I use notation from the Wikipedia page on the Orthogonal group. I seem to have found a contradiction which doesn't make sense and would like to know where I've gone wrong.
Suppose $-1$ is a square in $\mathbb{F}_q$ for some odd prime power $q$. According to the Wikipedia page:
$$|\mathrm{O}(2n,q)|=2(q^n-1)\prod_{i=1}^{n-1}(q^{2n}-q^{2i})$$ $$|\mathrm{O}(2n+1,q)|=2q^n\prod_{i=0}^{n-1}(q^{2n}-q^{2i})$$
We can embed $\mathrm{O}(2n-1,q)$ in $\mathrm{O}(2n,q)$ by $\phi\mapsto\left(\begin{array}{ll} 1 & 0 \\ 0 & \phi\end{array}\right)$ so $|\mathrm{O}(2n-1,q)|$ divides $|\mathrm{O}(2n,q)|$. However for $n>3$ $$\begin{array}{ll} \frac{|\mathrm{O}(2n,q)|}{|\mathrm{O}(2n-1,q)|} & =\frac{2(q^n-1)\prod_{i=1}^{n-1}(q^{2n}-q^{2i})}{2q^{n-1}\prod_{i=0}^{n-2}(q^{2n-2}-q^{2i})} \\ & =\frac{(q^n-1)\prod_{i=0}^{n-2}(q^{2n-2}-q^{2i})}{q^{n-3}\prod_{i=0}^{n-2}(q^{2n-2}-q^{2i})} \\ & =\frac{(q^n-1)}{q^{n-3}} \\ \end{array}$$
which makes no sense as $q$ does not divide $q^n-1$.

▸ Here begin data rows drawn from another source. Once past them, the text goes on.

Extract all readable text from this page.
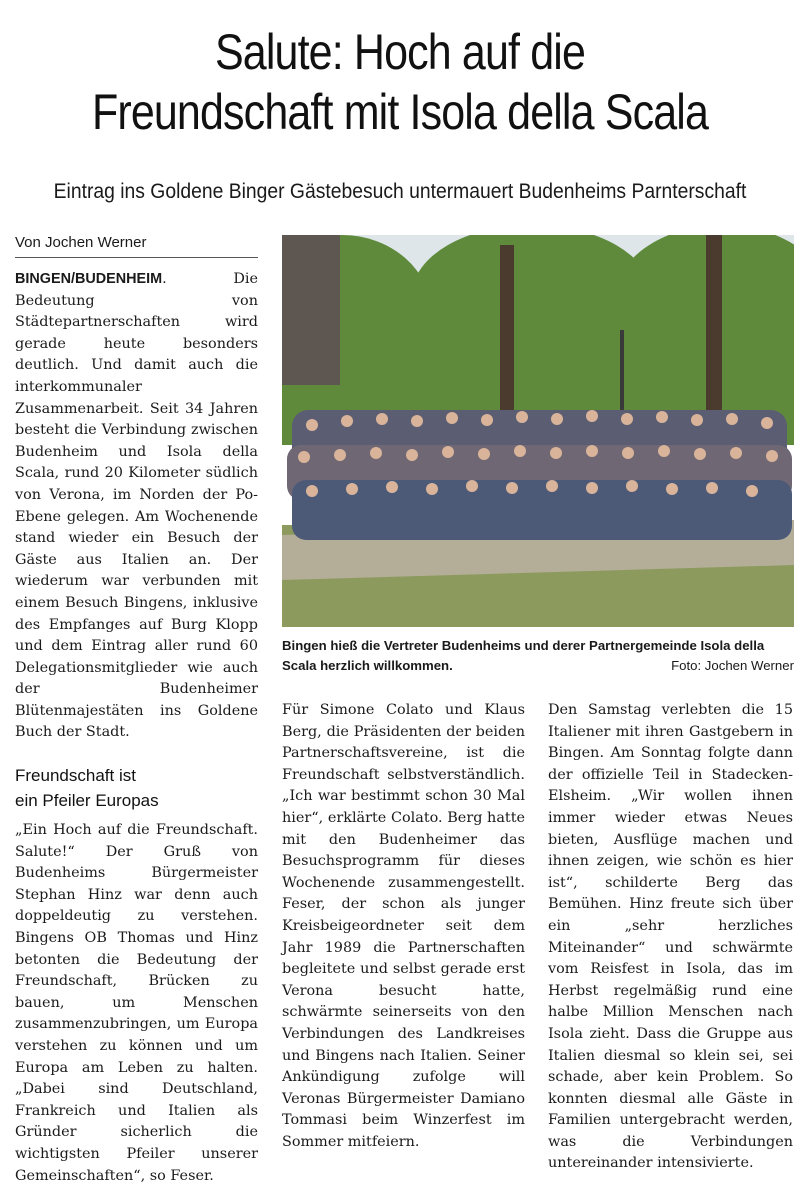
Salute: Hoch auf die
Freundschaft mit Isola della Scala
Eintrag ins Goldene Binger Gästebesuch untermauert Budenheims Parnterschaft
Von Jochen Werner

BINGEN/BUDENHEIM. Die Bedeutung von Städtepartnerschaften wird gerade heute besonders deutlich. Und damit auch die interkommunaler Zusammenarbeit. Seit 34 Jahren besteht die Verbindung zwischen Budenheim und Isola della Scala, rund 20 Kilometer südlich von Verona, im Norden der Po-Ebene gelegen. Am Wochenende stand wieder ein Besuch der Gäste aus Italien an. Der wiederum war verbunden mit einem Besuch Bingens, inklusive des Empfanges auf Burg Klopp und dem Eintrag aller rund 60 Delegationsmitglieder wie auch der Budenheimer Blütenmajestäten ins Goldene Buch der Stadt.

Freundschaft ist
ein Pfeiler Europas

„Ein Hoch auf die Freundschaft. Salute!“ Der Gruß von Budenheims Bürgermeister Stephan Hinz war denn auch doppeldeutig zu verstehen. Bingens OB Thomas und Hinz betonten die Bedeutung der Freundschaft, Brücken zu bauen, um Menschen zusammenzubringen, um Europa verstehen zu können und um Europa am Leben zu halten. „Dabei sind Deutschland, Frankreich und Italien als Gründer sicherlich die wichtigsten Pfeiler unserer Gemeinschaften“, so Feser.

Bingen hieß die Vertreter Budenheims und derer Partnergemeinde Isola della Scala herzlich willkommen.	Foto: Jochen Werner

Für Simone Colato und Klaus Berg, die Präsidenten der beiden Partnerschaftsvereine, ist die Freundschaft selbstverständlich. „Ich war bestimmt schon 30 Mal hier“, erklärte Colato. Berg hatte mit den Budenheimer das Besuchsprogramm für dieses Wochenende zusammengestellt. Feser, der schon als junger Kreisbeigeordneter seit dem Jahr 1989 die Partnerschaften begleitete und selbst gerade erst Verona besucht hatte, schwärmte seinerseits von den Verbindungen des Landkreises und Bingens nach Italien. Seiner Ankündigung zufolge will Veronas Bürgermeister Damiano Tommasi beim Winzerfest im Sommer mitfeiern.

Den Samstag verlebten die 15 Italiener mit ihren Gastgebern in Bingen. Am Sonntag folgte dann der offizielle Teil in Stadecken-Elsheim. „Wir wollen ihnen immer wieder etwas Neues bieten, Ausflüge machen und ihnen zeigen, wie schön es hier ist“, schilderte Berg das Bemühen. Hinz freute sich über ein „sehr herzliches Miteinander“ und schwärmte vom Reisfest in Isola, das im Herbst regelmäßig rund eine halbe Million Menschen nach Isola zieht. Dass die Gruppe aus Italien diesmal so klein sei, sei schade, aber kein Problem. So konnten diesmal alle Gäste in Familien untergebracht werden, was die Verbindungen untereinander intensivierte.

Presumably I've made an obvious mistake that I can't see. What mistake have I made?
When you change the product in the numerator of $$\frac{2(q^n-1)\prod_{i=1}^{n-1}(q^{2n}-q^{2i})}{2q^{n-1}\prod_{i=0}^{n-2}(q^{2n-2}-q^{2i})}$$ to be a product of factors of the form $q^{2n-2}-q^{2i}$, you are factoring out $q^2$ from every single factor, not just one of them. So you get $$\frac{2(q^n-1)q^{2n-2}\prod_{i=0}^{n-2}(q^{2n-2}-q^{2i})}{2q^{n-1}\prod_{i=0}^{n-2}(q^{2n-2}-q^{2i})}=\frac{(q^n-1)q^{n-1}\prod_{i=0}^{n-2}(q^{2n-2}-q^{2i})}{\prod_{i=0}^{n-2}(q^{2n-2}-q^{2i})}=(q^n-1)q^{n-1}.$$